Fun is a word I’d describe it. Just plain fun and it’s great to pick apart. Especially the Blade Runner mentality and ham fisted nods to said work. For instance, one of the Knight Sabers is the lead singer of a band named “Priss and the Replicants”. Nothing more needs to be said, really. In the background you can pick out so many designs from the movie its fun just to try and count them. Sadly it wasn’t meant to last. I mentioned only 8 of the planned 13 episodes were produced, mostly to some legal troubles of rights to the characters and what have you. But the fandom remained strong. There were a few spin off OVAs about the AD Police and origins of the boomer crisis. So while things were hectic, the popularity of the brand bolstered at least another attempt at the concept.
That attempt came ten years later. At this point it kept everything from before plot wise, but the influence of anime that needed it’s sci-fi to be more in line with providing a warning message of “What has science/mankind done?!” meant some of the fun wore away. Oh, it was a sleeker looking show, to be sure. Also the english VAs had a lot more time to hone their craft which led to a polished show when it came over. But there was something to the really old VA stuff from the early days of OVA importing. Very worthy of riffing on at times, and you can’t escape those moments when Jill down at reception had to come u and voice a third tier character.
But that’s me rambling again. Obviously a dedicated voice acting staff with some talent makes for a more watchable story in the long run. So ten years out and BGC was back, all polished up and set to be the next Ghost in the Shell. Ultimately it wasn’t. It drew a decent audience for 24 episodes and spun off to another short TV run for the AD Police, but they were turned into tortured pretty-boys who looked good in spandex on futuristic motorcycles.

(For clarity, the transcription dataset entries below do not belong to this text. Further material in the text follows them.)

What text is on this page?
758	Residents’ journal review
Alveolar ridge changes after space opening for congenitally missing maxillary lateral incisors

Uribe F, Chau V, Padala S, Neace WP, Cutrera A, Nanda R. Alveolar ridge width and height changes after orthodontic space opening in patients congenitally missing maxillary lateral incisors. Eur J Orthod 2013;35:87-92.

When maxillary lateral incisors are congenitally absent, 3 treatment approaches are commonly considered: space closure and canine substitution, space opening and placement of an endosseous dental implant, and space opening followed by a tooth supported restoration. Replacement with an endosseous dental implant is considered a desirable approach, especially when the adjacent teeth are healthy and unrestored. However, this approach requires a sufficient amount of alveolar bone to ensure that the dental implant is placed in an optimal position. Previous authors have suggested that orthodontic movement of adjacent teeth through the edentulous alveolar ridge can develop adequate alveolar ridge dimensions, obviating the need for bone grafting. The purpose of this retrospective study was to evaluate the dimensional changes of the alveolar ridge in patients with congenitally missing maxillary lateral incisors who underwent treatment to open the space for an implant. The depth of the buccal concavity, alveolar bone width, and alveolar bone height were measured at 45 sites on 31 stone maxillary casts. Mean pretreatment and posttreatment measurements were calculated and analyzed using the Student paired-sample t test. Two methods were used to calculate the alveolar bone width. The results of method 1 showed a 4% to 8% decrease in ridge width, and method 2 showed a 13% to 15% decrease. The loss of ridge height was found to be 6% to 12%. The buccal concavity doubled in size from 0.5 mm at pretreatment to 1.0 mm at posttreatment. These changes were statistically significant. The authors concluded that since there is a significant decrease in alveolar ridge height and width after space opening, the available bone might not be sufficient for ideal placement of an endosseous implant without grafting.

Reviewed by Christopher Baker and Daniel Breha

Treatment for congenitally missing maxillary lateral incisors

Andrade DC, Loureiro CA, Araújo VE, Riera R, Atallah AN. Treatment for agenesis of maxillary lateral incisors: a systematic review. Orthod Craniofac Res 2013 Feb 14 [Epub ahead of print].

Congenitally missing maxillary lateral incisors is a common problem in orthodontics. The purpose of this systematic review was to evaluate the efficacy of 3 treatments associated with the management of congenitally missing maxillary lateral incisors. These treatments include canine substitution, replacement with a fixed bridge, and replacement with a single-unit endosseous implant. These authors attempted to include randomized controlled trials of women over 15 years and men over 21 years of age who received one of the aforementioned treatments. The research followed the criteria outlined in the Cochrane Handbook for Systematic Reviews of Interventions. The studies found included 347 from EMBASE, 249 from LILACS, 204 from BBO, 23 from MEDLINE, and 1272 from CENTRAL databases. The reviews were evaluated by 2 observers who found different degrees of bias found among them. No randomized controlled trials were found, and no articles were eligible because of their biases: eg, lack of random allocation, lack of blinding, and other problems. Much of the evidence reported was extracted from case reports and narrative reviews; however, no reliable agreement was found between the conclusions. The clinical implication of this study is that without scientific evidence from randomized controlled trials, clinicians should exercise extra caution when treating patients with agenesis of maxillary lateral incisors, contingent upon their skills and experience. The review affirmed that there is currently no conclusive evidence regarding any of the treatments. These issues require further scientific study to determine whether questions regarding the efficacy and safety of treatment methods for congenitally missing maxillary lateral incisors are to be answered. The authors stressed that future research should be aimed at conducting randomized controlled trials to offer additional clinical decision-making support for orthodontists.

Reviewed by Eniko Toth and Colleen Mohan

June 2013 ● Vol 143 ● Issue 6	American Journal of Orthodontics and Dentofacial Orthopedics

So still, we search and strive. GITS learned to incorporate and adapt to be more appealing to a casual viewer, and BGC had to adapt to a smarter audience and just went too far from its roots in simple entertainments like explosions and titillation. It’s tough to get that right mix to get the feeling of the cyberpunk of old. Is it a genre that we’ve just outgrown? When we started seeing the effects of the true internet and its power, did we decide that the aesthetics be damned and just get me more cat pictures? I’d like to see someone else take a serious crack at it (And not just the old “You die in the game you die for real” crap), because I think the more real the underlying realities of “cyberspace” becomes, the more we need these kinds of stories to remind us what humanity is.
Well, as long as it isn’t Serial Experiments Lain. The world needs fewer coma patients.
Dean The Adequate’s deck is a sweet modified IntellaD.U. he got from a black market in Thai-town. He runs with a street jammer only known as “Baka” who runs a combat arts program that instantly muscle trains his cyber skeleton to mimic and diversify 430 different combat forms of martial arts. Together they solve crimes in this metroplex of greed and human suffering in the far flung future of 2025. If you’ve got the NuYen, they’ve got the answer.